A la lecture de certains de ses développements sur son site internet, on pourrait toutefois s’interroger sur le fait de savoir s’il ne s’agit pas d’un critère à géométrie variable :

  • « les cohortes prévoyant un suivi longitudinal, dans une durée limitée, portant sur une thématique précise et ayant des destinataires limités sont des recherches et relèvent des dispositions spécifiques qui leur sont applicables ;
  • la réutilisation des données issues d’une « recherche » est possible ponctuellement, à condition que le nouveau responsable de traitement respecte les dispositions « recherche », en particulier l’information des personnes, et les formalités correspondantes (voir ci-dessus)».

2. Parmi d’autres critères aussi déterminants

 

Quoi qu’il en soit, la réutilisation des données, a fortiori par des tiers, est un critère dont il faut tenir compte dans la qualification d’un entrepôt de données de santé, au même titre que les critères suivants que la CNIL présente également comme déterminant dans sa décision prononcée à l’encontre de la société CEGEDIM.

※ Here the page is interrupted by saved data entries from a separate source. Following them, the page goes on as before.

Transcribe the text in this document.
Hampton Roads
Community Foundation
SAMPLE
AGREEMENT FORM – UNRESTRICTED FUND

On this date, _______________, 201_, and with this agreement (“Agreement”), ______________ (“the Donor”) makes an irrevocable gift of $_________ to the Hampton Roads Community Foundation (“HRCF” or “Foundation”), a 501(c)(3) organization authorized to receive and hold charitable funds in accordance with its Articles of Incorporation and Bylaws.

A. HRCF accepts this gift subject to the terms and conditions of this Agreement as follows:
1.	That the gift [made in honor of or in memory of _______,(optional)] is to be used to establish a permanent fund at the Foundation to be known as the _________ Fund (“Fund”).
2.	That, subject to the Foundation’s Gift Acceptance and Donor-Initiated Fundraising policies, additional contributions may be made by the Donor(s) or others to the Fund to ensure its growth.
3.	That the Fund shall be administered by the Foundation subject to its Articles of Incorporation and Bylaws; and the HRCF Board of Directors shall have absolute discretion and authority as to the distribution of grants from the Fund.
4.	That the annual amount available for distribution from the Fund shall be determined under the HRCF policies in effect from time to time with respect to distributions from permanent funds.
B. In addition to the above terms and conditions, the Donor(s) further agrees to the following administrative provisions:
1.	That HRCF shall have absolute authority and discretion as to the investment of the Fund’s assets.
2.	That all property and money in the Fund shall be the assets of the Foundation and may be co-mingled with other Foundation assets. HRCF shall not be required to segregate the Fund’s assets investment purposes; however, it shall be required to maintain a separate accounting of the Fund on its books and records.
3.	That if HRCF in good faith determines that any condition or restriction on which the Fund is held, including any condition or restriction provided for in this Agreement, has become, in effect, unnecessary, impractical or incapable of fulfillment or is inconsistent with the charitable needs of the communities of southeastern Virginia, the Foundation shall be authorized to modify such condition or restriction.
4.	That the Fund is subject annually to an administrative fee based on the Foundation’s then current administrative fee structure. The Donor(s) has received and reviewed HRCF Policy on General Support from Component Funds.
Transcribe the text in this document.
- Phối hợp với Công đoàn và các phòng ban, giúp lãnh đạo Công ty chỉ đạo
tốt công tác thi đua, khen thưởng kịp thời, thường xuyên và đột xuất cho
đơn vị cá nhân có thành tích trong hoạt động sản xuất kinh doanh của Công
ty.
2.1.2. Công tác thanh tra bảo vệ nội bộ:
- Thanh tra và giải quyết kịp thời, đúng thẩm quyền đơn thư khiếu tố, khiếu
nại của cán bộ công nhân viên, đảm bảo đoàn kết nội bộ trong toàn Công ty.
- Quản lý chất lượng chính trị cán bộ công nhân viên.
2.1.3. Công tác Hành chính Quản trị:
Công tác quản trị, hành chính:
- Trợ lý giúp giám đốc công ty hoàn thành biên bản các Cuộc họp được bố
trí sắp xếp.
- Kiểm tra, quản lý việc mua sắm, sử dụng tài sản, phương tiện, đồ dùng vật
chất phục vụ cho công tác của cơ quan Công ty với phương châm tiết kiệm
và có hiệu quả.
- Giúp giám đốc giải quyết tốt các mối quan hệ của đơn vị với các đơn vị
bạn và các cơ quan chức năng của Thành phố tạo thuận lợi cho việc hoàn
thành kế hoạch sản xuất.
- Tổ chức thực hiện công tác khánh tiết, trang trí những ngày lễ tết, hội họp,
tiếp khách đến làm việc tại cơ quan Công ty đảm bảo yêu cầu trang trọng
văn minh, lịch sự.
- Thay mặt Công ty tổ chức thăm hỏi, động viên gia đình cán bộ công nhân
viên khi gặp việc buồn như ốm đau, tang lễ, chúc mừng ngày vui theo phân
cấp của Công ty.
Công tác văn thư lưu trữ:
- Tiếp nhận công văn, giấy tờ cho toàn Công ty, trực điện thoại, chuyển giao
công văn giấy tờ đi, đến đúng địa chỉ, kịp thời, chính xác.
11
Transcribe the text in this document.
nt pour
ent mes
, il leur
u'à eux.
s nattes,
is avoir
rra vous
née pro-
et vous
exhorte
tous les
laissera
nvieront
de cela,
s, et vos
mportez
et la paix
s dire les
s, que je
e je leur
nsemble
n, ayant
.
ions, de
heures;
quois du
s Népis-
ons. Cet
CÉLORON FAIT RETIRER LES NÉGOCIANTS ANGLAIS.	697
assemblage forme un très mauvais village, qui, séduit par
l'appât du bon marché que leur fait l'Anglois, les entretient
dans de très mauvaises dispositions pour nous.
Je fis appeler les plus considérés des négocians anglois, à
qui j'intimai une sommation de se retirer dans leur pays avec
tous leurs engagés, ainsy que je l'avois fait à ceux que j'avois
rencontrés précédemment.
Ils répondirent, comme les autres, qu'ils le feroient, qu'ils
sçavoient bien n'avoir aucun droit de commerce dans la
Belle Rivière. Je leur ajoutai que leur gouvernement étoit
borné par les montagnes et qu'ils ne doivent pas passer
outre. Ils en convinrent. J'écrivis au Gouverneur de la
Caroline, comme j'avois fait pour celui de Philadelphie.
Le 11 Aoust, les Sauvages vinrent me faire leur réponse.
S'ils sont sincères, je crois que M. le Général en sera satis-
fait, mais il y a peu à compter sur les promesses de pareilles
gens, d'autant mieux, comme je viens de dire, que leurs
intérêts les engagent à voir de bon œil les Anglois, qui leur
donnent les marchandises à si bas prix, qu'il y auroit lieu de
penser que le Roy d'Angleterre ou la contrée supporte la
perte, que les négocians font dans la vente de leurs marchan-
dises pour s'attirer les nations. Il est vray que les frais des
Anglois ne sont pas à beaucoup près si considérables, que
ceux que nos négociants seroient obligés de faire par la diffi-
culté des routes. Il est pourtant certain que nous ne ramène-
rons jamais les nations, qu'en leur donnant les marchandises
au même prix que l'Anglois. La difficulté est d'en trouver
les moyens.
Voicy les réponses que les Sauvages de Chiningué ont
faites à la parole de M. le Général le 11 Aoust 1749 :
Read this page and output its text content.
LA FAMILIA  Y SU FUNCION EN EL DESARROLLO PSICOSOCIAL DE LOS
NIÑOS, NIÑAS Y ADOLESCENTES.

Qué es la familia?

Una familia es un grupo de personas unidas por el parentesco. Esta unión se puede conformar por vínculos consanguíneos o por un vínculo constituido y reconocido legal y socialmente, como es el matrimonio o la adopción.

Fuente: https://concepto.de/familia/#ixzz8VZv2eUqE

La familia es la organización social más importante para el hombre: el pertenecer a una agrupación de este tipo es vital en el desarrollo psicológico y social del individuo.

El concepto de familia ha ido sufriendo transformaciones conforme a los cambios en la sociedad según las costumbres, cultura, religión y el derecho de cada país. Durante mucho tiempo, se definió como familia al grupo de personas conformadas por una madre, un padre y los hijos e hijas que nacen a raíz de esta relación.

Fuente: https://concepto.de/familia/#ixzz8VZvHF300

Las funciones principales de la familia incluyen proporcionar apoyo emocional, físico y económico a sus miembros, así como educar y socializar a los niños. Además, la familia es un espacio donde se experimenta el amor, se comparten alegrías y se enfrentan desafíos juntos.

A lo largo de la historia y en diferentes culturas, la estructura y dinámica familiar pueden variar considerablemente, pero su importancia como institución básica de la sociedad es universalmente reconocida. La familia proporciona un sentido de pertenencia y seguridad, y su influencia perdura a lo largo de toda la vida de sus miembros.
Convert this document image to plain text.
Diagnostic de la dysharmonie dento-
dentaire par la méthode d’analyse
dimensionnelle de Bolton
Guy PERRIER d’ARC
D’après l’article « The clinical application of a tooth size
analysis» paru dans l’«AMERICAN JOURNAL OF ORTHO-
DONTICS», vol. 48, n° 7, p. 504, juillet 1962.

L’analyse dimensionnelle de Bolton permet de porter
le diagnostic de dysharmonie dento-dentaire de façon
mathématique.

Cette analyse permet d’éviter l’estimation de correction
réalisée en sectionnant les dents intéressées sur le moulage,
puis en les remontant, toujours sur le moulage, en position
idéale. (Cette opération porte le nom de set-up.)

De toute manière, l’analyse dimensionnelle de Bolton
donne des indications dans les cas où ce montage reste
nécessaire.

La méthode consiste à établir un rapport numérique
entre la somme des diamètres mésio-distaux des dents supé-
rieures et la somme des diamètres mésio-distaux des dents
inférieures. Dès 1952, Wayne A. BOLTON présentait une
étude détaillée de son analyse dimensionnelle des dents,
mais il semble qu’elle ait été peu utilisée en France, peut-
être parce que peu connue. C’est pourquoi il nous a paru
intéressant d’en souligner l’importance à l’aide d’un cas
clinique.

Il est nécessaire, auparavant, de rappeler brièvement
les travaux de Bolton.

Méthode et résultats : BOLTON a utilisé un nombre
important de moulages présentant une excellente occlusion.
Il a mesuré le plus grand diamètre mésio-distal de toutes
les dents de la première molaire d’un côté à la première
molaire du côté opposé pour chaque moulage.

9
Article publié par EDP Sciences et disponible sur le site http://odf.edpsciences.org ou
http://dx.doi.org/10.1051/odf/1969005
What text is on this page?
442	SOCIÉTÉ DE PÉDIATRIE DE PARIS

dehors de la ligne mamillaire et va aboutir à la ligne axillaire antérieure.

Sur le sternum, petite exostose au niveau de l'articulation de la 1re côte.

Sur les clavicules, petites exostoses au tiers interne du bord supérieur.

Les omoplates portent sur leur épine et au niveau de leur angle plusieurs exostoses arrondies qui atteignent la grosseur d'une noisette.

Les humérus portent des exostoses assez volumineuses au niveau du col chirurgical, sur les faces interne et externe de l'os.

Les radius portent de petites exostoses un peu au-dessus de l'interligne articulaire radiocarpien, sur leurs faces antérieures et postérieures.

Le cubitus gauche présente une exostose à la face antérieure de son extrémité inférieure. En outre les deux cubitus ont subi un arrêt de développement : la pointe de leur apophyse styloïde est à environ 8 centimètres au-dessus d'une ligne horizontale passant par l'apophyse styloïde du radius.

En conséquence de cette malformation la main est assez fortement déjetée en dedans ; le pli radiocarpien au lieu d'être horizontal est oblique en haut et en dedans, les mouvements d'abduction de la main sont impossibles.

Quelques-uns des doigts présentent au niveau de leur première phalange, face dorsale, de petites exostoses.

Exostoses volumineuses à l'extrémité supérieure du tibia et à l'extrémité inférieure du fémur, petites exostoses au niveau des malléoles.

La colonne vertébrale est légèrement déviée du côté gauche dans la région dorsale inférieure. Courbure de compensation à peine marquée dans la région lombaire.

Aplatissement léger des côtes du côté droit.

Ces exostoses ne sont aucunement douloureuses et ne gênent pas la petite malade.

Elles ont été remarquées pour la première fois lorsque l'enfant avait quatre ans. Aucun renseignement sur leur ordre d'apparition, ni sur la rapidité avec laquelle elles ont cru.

Ces critères sont (i) une collecte massive de données de santé, (ii) une alimentation de la base au fil de l’eau pour obtenir un volume important de données et enfin (iii) la durée de conservation des données. C’est notamment sur ce dernier critère que la société CEGEDIM réfutait la qualification d’entrepôt de donnée en raison de la nature transitoire du flux qui ne conservait les données que trois mois démontrant ainsi qu’il ne s’agissait pas d’une base de données pérenne.

3. La technique du faisceau d’indices appliquée par la CNIL

 

La société n’avait pas tort, mais on retiendra surtout que loin d’être le seul critère, la durée de conservation fait partie DES critères devant être pris en compte dans le cadre d’une technique d’appréciation utilisée par la CNIL et bien connue des juristes à savoir celle du faisceau d’indices ! Et pour cause, la notion d’entrepôt de données de santé n’est inscrite nulle part dans la loi Informatique et Libertés, mais demeure une construction doctrinale de la CNIL dans le cadre de l’application des articles 65 et suivants de cette loi, comme se plait à la rappeler la CNIL.